The report command send the results of the jobs computed by the user to the web service. You can also send data that is not associated to any job to the server. In the last case, the results don’t have all the metadata associated with a job in the server, for example because it has been previously computed or computed in another facility.

To report the results you need to type in the terminal:

ceibacli report -w http://yourCeibaInstance:8080/grapqhl

Or if you want to have more control over what is reported you can provide an input file like:

ceibacli report -i input_report.yml

Where the input_compute.yml is an file in YAML format containing the Report results from a job metadata.
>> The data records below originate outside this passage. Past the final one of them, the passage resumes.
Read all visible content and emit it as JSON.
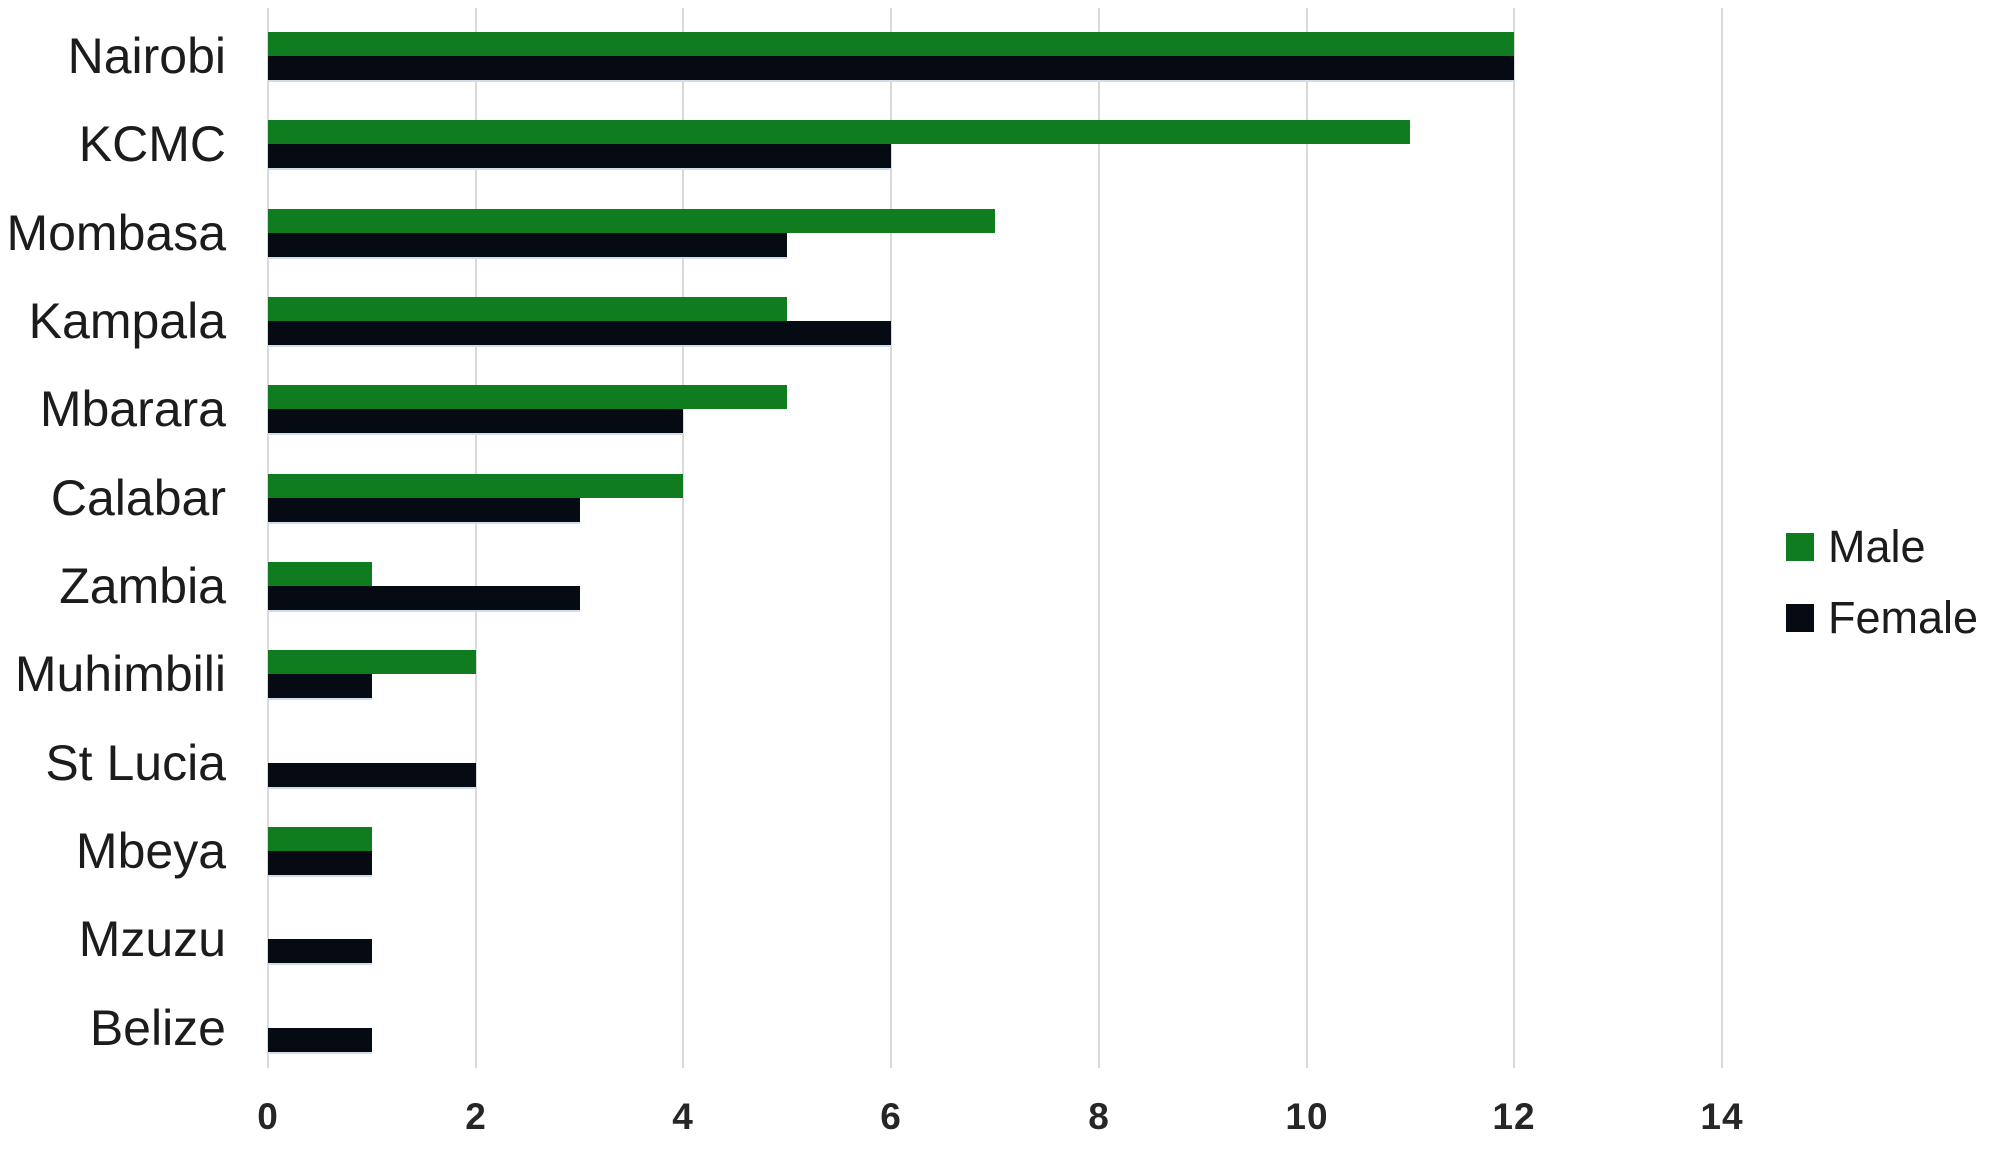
{
  "chart_data": {
    "type": "bar",
    "orientation": "horizontal",
    "title": "",
    "xlabel": "",
    "ylabel": "",
    "categories": [
      "Nairobi",
      "KCMC",
      "Mombasa",
      "Kampala",
      "Mbarara",
      "Calabar",
      "Zambia",
      "Muhimbili",
      "St Lucia",
      "Mbeya",
      "Mzuzu",
      "Belize"
    ],
    "series": [
      {
        "name": "Male",
        "color": "#0e7c1f",
        "values": [
          12,
          11,
          7,
          5,
          5,
          4,
          1,
          2,
          0,
          1,
          0,
          0
        ]
      },
      {
        "name": "Female",
        "color": "#050a13",
        "values": [
          12,
          6,
          5,
          6,
          4,
          3,
          3,
          1,
          2,
          1,
          1,
          1
        ]
      }
    ],
    "x_ticks": [
      0,
      2,
      4,
      6,
      8,
      10,
      12,
      14
    ],
    "xlim": [
      0,
      14
    ],
    "grid": "vertical",
    "gridline_color": "#d9d9d9",
    "background_color": "#ffffff",
    "label_color": "#1c1c1c",
    "tick_color": "#262626",
    "legend": {
      "position": "right-middle",
      "items": [
        "Male",
        "Female"
      ]
    }
  }
}
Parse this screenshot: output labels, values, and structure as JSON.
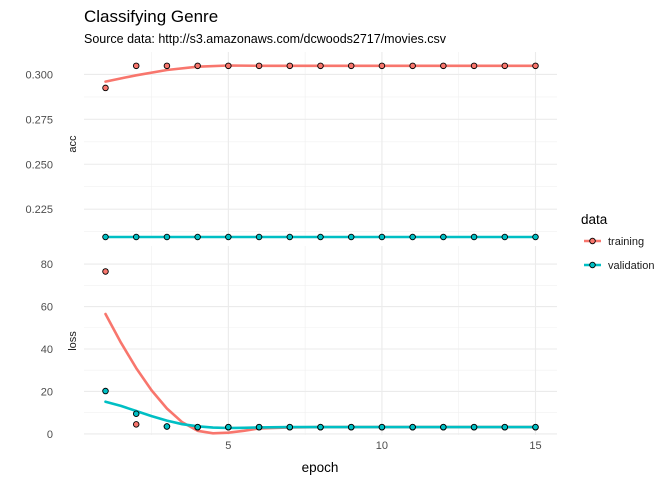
{
  "chart_data": {
    "type": "line",
    "title": "Classifying Genre",
    "subtitle": "Source data: http://s3.amazonaws.com/dcwoods2717/movies.csv",
    "xlabel": "epoch",
    "facets": [
      "acc",
      "loss"
    ],
    "x_ticks": [
      "5",
      "10",
      "15"
    ],
    "xlim": [
      0.3,
      15.7
    ],
    "legend": {
      "title": "data",
      "placement": "right"
    },
    "series": [
      {
        "name": "training",
        "color": "#F8766D"
      },
      {
        "name": "validation",
        "color": "#00BFC4"
      }
    ],
    "panels": [
      {
        "facet": "acc",
        "ylim": [
          0.2095,
          0.3125
        ],
        "y_ticks": [
          "0.225",
          "0.250",
          "0.275",
          "0.300"
        ],
        "y_tick_values": [
          0.225,
          0.25,
          0.275,
          0.3
        ],
        "points": {
          "training": [
            [
              1,
              0.2925
            ],
            [
              2,
              0.3048
            ],
            [
              3,
              0.3048
            ],
            [
              4,
              0.3048
            ],
            [
              5,
              0.3048
            ],
            [
              6,
              0.3048
            ],
            [
              7,
              0.3048
            ],
            [
              8,
              0.3048
            ],
            [
              9,
              0.3048
            ],
            [
              10,
              0.3048
            ],
            [
              11,
              0.3048
            ],
            [
              12,
              0.3048
            ],
            [
              13,
              0.3048
            ],
            [
              14,
              0.3048
            ],
            [
              15,
              0.3048
            ]
          ],
          "validation": [
            [
              1,
              0.2095
            ],
            [
              2,
              0.2095
            ],
            [
              3,
              0.2095
            ],
            [
              4,
              0.2095
            ],
            [
              5,
              0.2095
            ],
            [
              6,
              0.2095
            ],
            [
              7,
              0.2095
            ],
            [
              8,
              0.2095
            ],
            [
              9,
              0.2095
            ],
            [
              10,
              0.2095
            ],
            [
              11,
              0.2095
            ],
            [
              12,
              0.2095
            ],
            [
              13,
              0.2095
            ],
            [
              14,
              0.2095
            ],
            [
              15,
              0.2095
            ]
          ]
        },
        "smooth": {
          "training": [
            [
              1,
              0.296
            ],
            [
              2,
              0.2995
            ],
            [
              3,
              0.3025
            ],
            [
              4,
              0.3043
            ],
            [
              5,
              0.305
            ],
            [
              6,
              0.3048
            ],
            [
              8,
              0.3048
            ],
            [
              10,
              0.3048
            ],
            [
              12,
              0.3048
            ],
            [
              15,
              0.3048
            ]
          ],
          "validation": [
            [
              1,
              0.2095
            ],
            [
              15,
              0.2095
            ]
          ]
        }
      },
      {
        "facet": "loss",
        "ylim": [
          -0.5,
          88.5
        ],
        "y_ticks": [
          "0",
          "20",
          "40",
          "60",
          "80"
        ],
        "y_tick_values": [
          0,
          20,
          40,
          60,
          80
        ],
        "points": {
          "training": [
            [
              1,
              76.5
            ],
            [
              2,
              4.5
            ],
            [
              3,
              3.5
            ],
            [
              4,
              3.2
            ],
            [
              5,
              3.2
            ],
            [
              6,
              3.2
            ],
            [
              7,
              3.2
            ],
            [
              8,
              3.2
            ],
            [
              9,
              3.2
            ],
            [
              10,
              3.2
            ],
            [
              11,
              3.2
            ],
            [
              12,
              3.2
            ],
            [
              13,
              3.2
            ],
            [
              14,
              3.2
            ],
            [
              15,
              3.2
            ]
          ],
          "validation": [
            [
              1,
              20.2
            ],
            [
              2,
              9.5
            ],
            [
              3,
              3.5
            ],
            [
              4,
              3.2
            ],
            [
              5,
              3.2
            ],
            [
              6,
              3.2
            ],
            [
              7,
              3.2
            ],
            [
              8,
              3.2
            ],
            [
              9,
              3.2
            ],
            [
              10,
              3.2
            ],
            [
              11,
              3.2
            ],
            [
              12,
              3.2
            ],
            [
              13,
              3.2
            ],
            [
              14,
              3.2
            ],
            [
              15,
              3.2
            ]
          ]
        },
        "smooth": {
          "training": [
            [
              1,
              56.5
            ],
            [
              1.5,
              43
            ],
            [
              2,
              31
            ],
            [
              2.5,
              20.5
            ],
            [
              3,
              12
            ],
            [
              3.5,
              5.5
            ],
            [
              4,
              1.5
            ],
            [
              4.5,
              0.3
            ],
            [
              5,
              0.6
            ],
            [
              5.5,
              1.5
            ],
            [
              6,
              2.6
            ],
            [
              7,
              3.1
            ],
            [
              8,
              3.2
            ],
            [
              10,
              3.2
            ],
            [
              12,
              3.2
            ],
            [
              15,
              3.2
            ]
          ],
          "validation": [
            [
              1,
              15.2
            ],
            [
              1.5,
              13.2
            ],
            [
              2,
              10.8
            ],
            [
              2.5,
              8.4
            ],
            [
              3,
              6.3
            ],
            [
              3.5,
              4.6
            ],
            [
              4,
              3.6
            ],
            [
              4.5,
              3.0
            ],
            [
              5,
              2.8
            ],
            [
              5.5,
              2.9
            ],
            [
              6,
              3.1
            ],
            [
              7,
              3.2
            ],
            [
              10,
              3.2
            ],
            [
              15,
              3.2
            ]
          ]
        }
      }
    ]
  }
}
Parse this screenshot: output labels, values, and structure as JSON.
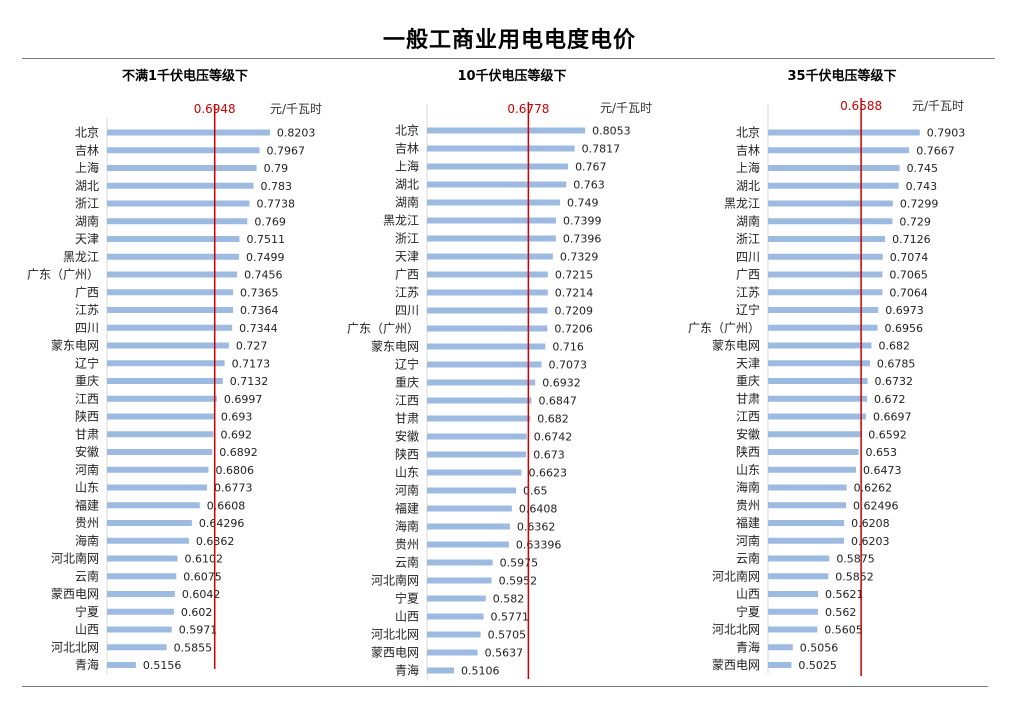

You can also report results without associated jobs, follow the Report results without associated jobs.

Report results from a job

If the results that you want to report where computed with the ceibacli compute command, you can optionally provide the following input:

# Path to the Folder where the jobs run (default "workdir_ceibacli")
path_results: "workdir_ceibacli"

# Pattern to search for the result files (default "results*csv")
output: "results*csv"

# Pattern to search for the input files (default "inputs*json")
input: "inputs*json"

# If the data is already in server you can either:
# KEEP the old data
# OVERWRITE and discard the old data
# MERGE the new and the old data (Default)
# APPEND new data at the end of the old data array
# Default = KEEP
duplication_policy: "KEEP"

Check the Large objects data storage for further information on saving large output files.

Report results without associated jobs

Sometimes you have some results that you have previously computed and you want to share them with your colleagues. You can upload those results into the database very similarly to the previous section, but you need to provide an additional keyword:

has_metadata: False

You also need to provide the path_results and the output to look for. The has_metadata indicates to Ceiba-cli that the results that you want to report don’t have metadata about how the results where computed.

How does it work?

The library enters the path_results and search recursively all the files and directories name like job_*. In each subfolder, apart from the computed data (specificied with the pattern keyword), the report command would try to collect the metadata associated with the job in a files named metadata.yml containing the following information:

job_id: 1271269411
property:
    collection_name: awesome_data
    id: 76950

Without the metadata no data is reported back to the server.

Reporting data without associated jobs

Large objects data storage

For many simulation it is desirable to store the output plain data and/or the binary checkpoints. Those files can be used to retrieve data that is not available in the database or to restart a calculation to perform further computations.

Those large objects are not suitable for storage in a database but fortunately there are technologies like swift openstack that allows to store these kind of data in an efficient and safely way.

In order to storage large output you need to provide in the yaml file the following keywords:

large_objects:
  # URL to the datastorage service
  web: "http://large_scientific_data_storage.pi"
  # The large file(s) to search for
  patterns:  ["output*hdf5"]

Note

  • Installing, deploying an mantaining a swift openstack data storage service is a nontrivial task. Therefore it is recommended to request access to this service to a provider. Be aware that IT COSTS MONEY to maintain the service running in a server!

  • The large files and their corresponding metadata are going to be stored in the swift collection. using the same collection_name that has been specified in the How does it work?.